Mais je ne pouvais pas accepter que l’argent que je dépensais lors de mes vacances aux États-Unis puisse financer cette guerre.

En effet, l’argent à acheter des biens ou des services contribuait aux profits des entreprises auprès desquelles je m’approvisionnais. Or ces entreprises, en faisant des profits, paient des impôts. Et une partie de mon argent se retrouve donc dans les coffres de l’État américain à financer cette guerre. Même si finalement, ce devrait n’être qu’un seul cent, c’était trop pour moi.

J’ai donc résolu de ne plus mettre les pieds aux États-Unis tant que leurs soldats seraient en Irak.

Au lendemain de cette décision, s’est posé le dilemme : où vais-je aller prendre mes vacances ?

Je me suis posé alors la question : « Si tu devais mourir demain, quelle est la ville que tu regretterais le plus de ne jamais avoir vue ? »

Évidemment, ma réponse fut Paris. Voilà pourquoi la capitale française fut la première destination des nombreux voyages que j’ai effectués depuis.

Afin d’être logique avec moi-même, ce boycottage américain s’est étendu aux autres pays d’occupation de l’Irak, dont l’Angleterre et l’Italie.

En réalité, j’ai fait une exception à cette résolution.

En 2006, sous l’insistance d’un ami écossais, j’ai passé une semaine en Écosse. J’avais d’abord refusé l’année précédente sous le prétexte que son épouse venait d’accoucher : je ne me voyais pas lui imposer la corvée supplémentaire d’accueillir un invité.

Mais l’année suivante, j’ai cédé à leur aimable invitation. Ce séjour fut très agréable… mais c’était en contradiction avec mon engagement.

Mais, me disais-je, l’Écosse n’est pas l’Angleterre, etc. Bref, des justifications. Comme quoi personne n’est parfaitement cohérent.

Ceci étant dit, quel ne fut pas mon bonheur de prendre connaissance, il y a deux jours, des conclusions du rapport Chilcot.
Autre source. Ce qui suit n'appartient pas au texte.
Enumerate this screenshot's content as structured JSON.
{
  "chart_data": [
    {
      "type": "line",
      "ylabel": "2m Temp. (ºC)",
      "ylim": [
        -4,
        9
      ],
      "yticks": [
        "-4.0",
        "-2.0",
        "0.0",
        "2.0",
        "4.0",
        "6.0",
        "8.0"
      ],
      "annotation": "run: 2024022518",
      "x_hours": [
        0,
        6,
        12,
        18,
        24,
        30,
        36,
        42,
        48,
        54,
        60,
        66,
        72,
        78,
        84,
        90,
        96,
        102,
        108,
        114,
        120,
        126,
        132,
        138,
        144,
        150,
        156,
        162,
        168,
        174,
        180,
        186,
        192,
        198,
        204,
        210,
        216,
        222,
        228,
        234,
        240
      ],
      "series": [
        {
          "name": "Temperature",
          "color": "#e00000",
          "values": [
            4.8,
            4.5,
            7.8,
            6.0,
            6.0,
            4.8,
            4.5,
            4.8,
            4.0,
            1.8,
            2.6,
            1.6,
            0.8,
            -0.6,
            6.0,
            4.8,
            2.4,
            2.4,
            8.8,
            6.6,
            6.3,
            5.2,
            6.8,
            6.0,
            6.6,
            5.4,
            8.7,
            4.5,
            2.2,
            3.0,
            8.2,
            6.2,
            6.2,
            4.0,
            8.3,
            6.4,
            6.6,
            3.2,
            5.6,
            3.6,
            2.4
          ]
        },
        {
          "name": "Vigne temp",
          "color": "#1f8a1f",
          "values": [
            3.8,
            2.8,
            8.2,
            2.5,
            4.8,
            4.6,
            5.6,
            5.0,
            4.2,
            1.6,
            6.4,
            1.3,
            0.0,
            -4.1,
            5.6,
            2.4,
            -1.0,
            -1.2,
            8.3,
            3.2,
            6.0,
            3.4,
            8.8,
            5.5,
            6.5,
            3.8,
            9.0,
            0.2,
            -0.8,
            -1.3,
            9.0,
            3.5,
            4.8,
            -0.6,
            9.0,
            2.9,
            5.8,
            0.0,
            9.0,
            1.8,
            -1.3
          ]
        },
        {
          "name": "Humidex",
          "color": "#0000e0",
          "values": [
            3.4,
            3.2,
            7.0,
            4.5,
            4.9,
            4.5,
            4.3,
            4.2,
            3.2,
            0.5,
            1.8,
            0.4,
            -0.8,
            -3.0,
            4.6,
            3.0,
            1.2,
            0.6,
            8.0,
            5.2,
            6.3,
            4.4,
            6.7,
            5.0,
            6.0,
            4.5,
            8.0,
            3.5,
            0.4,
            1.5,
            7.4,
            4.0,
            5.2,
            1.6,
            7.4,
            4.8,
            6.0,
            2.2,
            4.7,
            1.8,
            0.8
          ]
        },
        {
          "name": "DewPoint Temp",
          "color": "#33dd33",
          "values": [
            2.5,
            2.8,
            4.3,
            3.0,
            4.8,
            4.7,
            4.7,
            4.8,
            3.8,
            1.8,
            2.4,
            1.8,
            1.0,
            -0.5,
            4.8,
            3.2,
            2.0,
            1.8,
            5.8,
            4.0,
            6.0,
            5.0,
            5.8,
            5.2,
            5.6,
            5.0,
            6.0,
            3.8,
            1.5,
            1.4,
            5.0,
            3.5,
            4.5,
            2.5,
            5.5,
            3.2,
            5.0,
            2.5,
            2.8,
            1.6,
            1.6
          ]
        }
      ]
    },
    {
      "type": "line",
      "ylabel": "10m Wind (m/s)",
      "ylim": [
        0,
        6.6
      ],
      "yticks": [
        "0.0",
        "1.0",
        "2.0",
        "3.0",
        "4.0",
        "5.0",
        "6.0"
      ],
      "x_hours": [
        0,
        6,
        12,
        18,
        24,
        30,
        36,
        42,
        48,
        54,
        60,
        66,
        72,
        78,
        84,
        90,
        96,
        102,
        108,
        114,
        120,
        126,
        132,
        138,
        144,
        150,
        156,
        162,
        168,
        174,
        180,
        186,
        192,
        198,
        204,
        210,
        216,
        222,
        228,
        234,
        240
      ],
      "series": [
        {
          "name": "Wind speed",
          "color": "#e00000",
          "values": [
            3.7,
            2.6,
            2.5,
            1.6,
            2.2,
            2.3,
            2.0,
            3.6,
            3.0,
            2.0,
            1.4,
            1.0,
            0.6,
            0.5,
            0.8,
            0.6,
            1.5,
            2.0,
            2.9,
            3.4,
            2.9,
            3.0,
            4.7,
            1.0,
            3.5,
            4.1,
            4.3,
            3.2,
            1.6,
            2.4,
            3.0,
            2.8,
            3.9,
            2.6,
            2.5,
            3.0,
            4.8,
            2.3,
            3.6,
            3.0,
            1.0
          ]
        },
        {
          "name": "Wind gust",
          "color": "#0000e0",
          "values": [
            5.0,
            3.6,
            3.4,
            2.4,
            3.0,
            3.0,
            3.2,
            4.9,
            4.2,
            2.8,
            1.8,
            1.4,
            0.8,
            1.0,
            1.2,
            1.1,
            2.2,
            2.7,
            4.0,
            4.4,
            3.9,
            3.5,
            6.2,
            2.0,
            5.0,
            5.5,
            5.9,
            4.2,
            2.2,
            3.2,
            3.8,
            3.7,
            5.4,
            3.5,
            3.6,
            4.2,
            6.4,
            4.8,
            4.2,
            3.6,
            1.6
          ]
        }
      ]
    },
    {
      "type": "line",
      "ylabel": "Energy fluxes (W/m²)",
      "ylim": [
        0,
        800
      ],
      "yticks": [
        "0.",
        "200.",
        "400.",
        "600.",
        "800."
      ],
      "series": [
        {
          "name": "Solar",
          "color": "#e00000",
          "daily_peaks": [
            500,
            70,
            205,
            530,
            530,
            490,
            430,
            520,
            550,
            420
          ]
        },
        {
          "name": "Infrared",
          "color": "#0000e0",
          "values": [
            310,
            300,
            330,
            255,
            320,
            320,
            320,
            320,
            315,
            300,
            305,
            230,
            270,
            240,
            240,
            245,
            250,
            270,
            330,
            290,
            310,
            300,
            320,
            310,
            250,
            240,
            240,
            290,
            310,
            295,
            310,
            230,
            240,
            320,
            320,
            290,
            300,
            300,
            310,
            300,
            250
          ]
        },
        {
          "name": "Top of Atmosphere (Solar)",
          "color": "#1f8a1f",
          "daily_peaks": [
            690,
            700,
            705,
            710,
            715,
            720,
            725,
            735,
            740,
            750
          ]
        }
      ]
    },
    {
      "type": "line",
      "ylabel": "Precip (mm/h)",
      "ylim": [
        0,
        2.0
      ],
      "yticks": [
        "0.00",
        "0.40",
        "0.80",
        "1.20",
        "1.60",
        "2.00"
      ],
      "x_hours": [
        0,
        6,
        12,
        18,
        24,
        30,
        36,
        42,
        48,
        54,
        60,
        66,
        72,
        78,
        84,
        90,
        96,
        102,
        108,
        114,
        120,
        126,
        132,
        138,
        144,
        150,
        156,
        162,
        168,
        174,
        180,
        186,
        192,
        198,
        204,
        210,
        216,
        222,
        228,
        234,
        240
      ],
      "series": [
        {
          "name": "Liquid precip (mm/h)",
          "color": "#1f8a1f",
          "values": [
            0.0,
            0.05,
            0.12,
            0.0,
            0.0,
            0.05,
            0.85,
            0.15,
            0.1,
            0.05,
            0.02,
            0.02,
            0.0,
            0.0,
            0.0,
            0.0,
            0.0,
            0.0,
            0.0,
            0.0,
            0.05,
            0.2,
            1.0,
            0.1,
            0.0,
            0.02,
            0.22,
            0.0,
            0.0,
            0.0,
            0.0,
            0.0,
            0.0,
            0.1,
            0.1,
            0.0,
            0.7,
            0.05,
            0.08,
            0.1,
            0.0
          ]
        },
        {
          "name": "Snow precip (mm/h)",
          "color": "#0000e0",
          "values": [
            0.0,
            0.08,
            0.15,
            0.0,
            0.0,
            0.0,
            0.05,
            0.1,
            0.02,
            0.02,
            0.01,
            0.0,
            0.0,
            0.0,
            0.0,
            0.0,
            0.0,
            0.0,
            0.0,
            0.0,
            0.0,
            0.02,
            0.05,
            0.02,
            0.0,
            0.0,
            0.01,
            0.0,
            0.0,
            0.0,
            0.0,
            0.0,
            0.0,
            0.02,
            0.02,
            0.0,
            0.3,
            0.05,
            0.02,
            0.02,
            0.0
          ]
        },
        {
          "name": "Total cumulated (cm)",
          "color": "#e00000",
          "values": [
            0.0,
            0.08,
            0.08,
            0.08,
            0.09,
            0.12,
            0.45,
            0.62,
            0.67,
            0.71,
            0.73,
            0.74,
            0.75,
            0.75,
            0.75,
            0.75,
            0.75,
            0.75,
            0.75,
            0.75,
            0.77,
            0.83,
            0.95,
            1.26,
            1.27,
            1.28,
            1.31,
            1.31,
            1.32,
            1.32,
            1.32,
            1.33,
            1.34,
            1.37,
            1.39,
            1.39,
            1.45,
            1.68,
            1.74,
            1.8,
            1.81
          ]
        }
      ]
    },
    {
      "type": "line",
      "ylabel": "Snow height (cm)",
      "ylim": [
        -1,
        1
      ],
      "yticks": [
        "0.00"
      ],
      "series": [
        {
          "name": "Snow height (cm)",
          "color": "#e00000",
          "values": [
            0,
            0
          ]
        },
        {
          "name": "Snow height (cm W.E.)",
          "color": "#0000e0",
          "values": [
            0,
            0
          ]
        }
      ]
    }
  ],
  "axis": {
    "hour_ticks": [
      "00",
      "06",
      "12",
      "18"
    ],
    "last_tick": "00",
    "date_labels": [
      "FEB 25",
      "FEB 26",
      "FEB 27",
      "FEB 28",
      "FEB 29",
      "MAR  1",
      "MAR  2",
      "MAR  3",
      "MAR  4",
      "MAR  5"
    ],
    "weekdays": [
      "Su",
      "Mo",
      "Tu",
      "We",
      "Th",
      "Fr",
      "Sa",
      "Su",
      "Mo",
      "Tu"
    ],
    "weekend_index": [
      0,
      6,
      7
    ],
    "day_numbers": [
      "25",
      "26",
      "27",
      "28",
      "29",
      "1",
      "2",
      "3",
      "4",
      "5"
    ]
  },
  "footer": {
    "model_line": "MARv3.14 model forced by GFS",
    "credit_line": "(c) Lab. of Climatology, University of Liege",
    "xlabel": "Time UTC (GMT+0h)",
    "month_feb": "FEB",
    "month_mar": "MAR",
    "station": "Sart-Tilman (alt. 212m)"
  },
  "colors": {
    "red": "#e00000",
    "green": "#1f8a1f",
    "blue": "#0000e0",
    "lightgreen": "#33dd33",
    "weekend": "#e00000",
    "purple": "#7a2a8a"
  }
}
Intitulé L’enquête d’Irak, le rapport de six-mille pages est la conclusion d’une enquête officielle débutée en 2009 sur la légitimité de l’intervention militaire britannique dans ce pays.

Ce rapport de 2,6 millions de mots (trois fois plus que la Bible) est accompagné d’un ‘résumé’ de 145 pages.

En bref, c’est la plus cuisante condamnation publique qu’un chef d’État ait jamais subie d’un rapport gouvernemental.

À côté de lui, le rapport Charbonneau (sur la corruption au Québec) est un bouquet de fleurs.

Et dans un pays toujours en colère contre ses politiciens à la suite du référendum, les familles de soldats britanniques morts inutilement en Irak réclament que Blair soit traduit pour crime de guerre devant le Tribunal pénal international.

Contrairement au Québec — où les journaux refusent de publier les commentaires trop cinglants au nom d’une nétiquette stérilisante — les chroniqueurs politiques britanniques font de la surenchère dans leur condamnation unanime de Tony Blair.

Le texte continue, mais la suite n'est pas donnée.